Remove XML Not In Schema
Hi,
I was wondering if anyone knew of a library that would take an XML document and a schema and remove any invalid nodes (i.e. those not in the schema). I'm wanting this so I can create a schema that's a subset of the XHTML schema and validate user inputted XHTML based on this.
Or could anyone suggest an alternative way to do this? Thanks.
-Sam
[374 byte] By [
samblake0a] at [2007-10-2 23:59:11]

Offhand, no library that I can think of. Normally, a schema is used to verify that some client is providing you with valid data ... re-arranging bad data until it looks good is a fringe application.
As for writing such a thing yourself ... it's difficult. I did the opposite, creating a library that lets you add XML elements into the proper place in the document based on a schema.
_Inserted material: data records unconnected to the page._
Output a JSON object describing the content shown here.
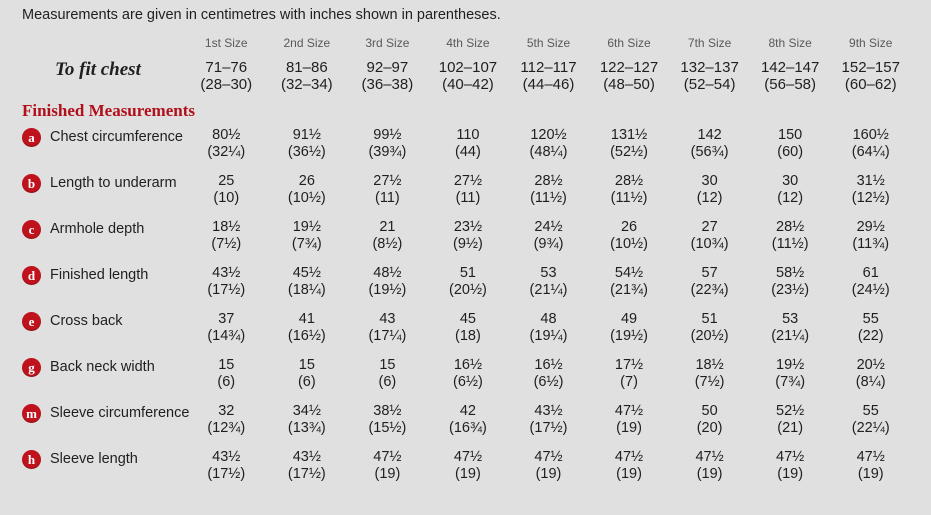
{
  "intro": "Measurements are given in centimetres with inches shown in parentheses.",
  "size_headers": [
    "1st Size",
    "2nd Size",
    "3rd Size",
    "4th Size",
    "5th Size",
    "6th Size",
    "7th Size",
    "8th Size",
    "9th Size"
  ],
  "to_fit": {
    "label": "To fit chest",
    "cm": [
      "71–76",
      "81–86",
      "92–97",
      "102–107",
      "112–117",
      "122–127",
      "132–137",
      "142–147",
      "152–157"
    ],
    "in": [
      "(28–30)",
      "(32–34)",
      "(36–38)",
      "(40–42)",
      "(44–46)",
      "(48–50)",
      "(52–54)",
      "(56–58)",
      "(60–62)"
    ]
  },
  "section_title": "Finished Measurements",
  "rows": [
    {
      "key": "a",
      "label": "Chest circumference",
      "cm": [
        "80½",
        "91½",
        "99½",
        "110",
        "120½",
        "131½",
        "142",
        "150",
        "160½"
      ],
      "in": [
        "(32¼)",
        "(36½)",
        "(39¾)",
        "(44)",
        "(48¼)",
        "(52½)",
        "(56¾)",
        "(60)",
        "(64¼)"
      ]
    },
    {
      "key": "b",
      "label": "Length to underarm",
      "cm": [
        "25",
        "26",
        "27½",
        "27½",
        "28½",
        "28½",
        "30",
        "30",
        "31½"
      ],
      "in": [
        "(10)",
        "(10½)",
        "(11)",
        "(11)",
        "(11½)",
        "(11½)",
        "(12)",
        "(12)",
        "(12½)"
      ]
    },
    {
      "key": "c",
      "label": "Armhole depth",
      "cm": [
        "18½",
        "19½",
        "21",
        "23½",
        "24½",
        "26",
        "27",
        "28½",
        "29½"
      ],
      "in": [
        "(7½)",
        "(7¾)",
        "(8½)",
        "(9½)",
        "(9¾)",
        "(10½)",
        "(10¾)",
        "(11½)",
        "(11¾)"
      ]
    },
    {
      "key": "d",
      "label": "Finished length",
      "cm": [
        "43½",
        "45½",
        "48½",
        "51",
        "53",
        "54½",
        "57",
        "58½",
        "61"
      ],
      "in": [
        "(17½)",
        "(18¼)",
        "(19½)",
        "(20½)",
        "(21¼)",
        "(21¾)",
        "(22¾)",
        "(23½)",
        "(24½)"
      ]
    },
    {
      "key": "e",
      "label": "Cross back",
      "cm": [
        "37",
        "41",
        "43",
        "45",
        "48",
        "49",
        "51",
        "53",
        "55"
      ],
      "in": [
        "(14¾)",
        "(16½)",
        "(17¼)",
        "(18)",
        "(19¼)",
        "(19½)",
        "(20½)",
        "(21¼)",
        "(22)"
      ]
    },
    {
      "key": "g",
      "label": "Back neck width",
      "cm": [
        "15",
        "15",
        "15",
        "16½",
        "16½",
        "17½",
        "18½",
        "19½",
        "20½"
      ],
      "in": [
        "(6)",
        "(6)",
        "(6)",
        "(6½)",
        "(6½)",
        "(7)",
        "(7½)",
        "(7¾)",
        "(8¼)"
      ]
    },
    {
      "key": "m",
      "label": "Sleeve circumference",
      "cm": [
        "32",
        "34½",
        "38½",
        "42",
        "43½",
        "47½",
        "50",
        "52½",
        "55"
      ],
      "in": [
        "(12¾)",
        "(13¾)",
        "(15½)",
        "(16¾)",
        "(17½)",
        "(19)",
        "(20)",
        "(21)",
        "(22¼)"
      ]
    },
    {
      "key": "h",
      "label": "Sleeve length",
      "cm": [
        "43½",
        "43½",
        "47½",
        "47½",
        "47½",
        "47½",
        "47½",
        "47½",
        "47½"
      ],
      "in": [
        "(17½)",
        "(17½)",
        "(19)",
        "(19)",
        "(19)",
        "(19)",
        "(19)",
        "(19)",
        "(19)"
      ]
    }
  ],
  "colors": {
    "page_bg": "#e0e0e0",
    "accent_red": "#c0121d",
    "heading_red": "#b1101b",
    "text_dark": "#211e1f",
    "header_gray": "#58595b"
  }
}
But it was for a very limited problem domain, and the schema documents weren't very complex -- just nested sequences with the occasional choice thrown in.
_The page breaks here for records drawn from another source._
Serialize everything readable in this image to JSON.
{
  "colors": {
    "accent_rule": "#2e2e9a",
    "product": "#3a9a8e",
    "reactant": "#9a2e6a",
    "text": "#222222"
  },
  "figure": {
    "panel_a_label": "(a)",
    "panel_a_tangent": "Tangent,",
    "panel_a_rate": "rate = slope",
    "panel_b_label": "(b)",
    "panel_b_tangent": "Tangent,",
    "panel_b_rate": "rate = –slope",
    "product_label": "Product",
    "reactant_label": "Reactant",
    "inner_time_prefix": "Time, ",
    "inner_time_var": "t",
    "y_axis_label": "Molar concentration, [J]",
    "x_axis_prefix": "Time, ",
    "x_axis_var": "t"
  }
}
> so I can create a schema that's a subset of the XHTML schema
> and validate user inputted XHTML based on this
This may be slightly easier. Depending on what elements you want, you can simply traverse the document and throw out anything else. Then pass the result to your validator.
If you want context, it's going to be a lot harder (ie, throw out <b> when it's inside a <dl> but not when it's inside a <ul>). In this case, you'll probably need to write a parser (using JavaCC, for example) that responds to error conditions by throwing out the offending elements.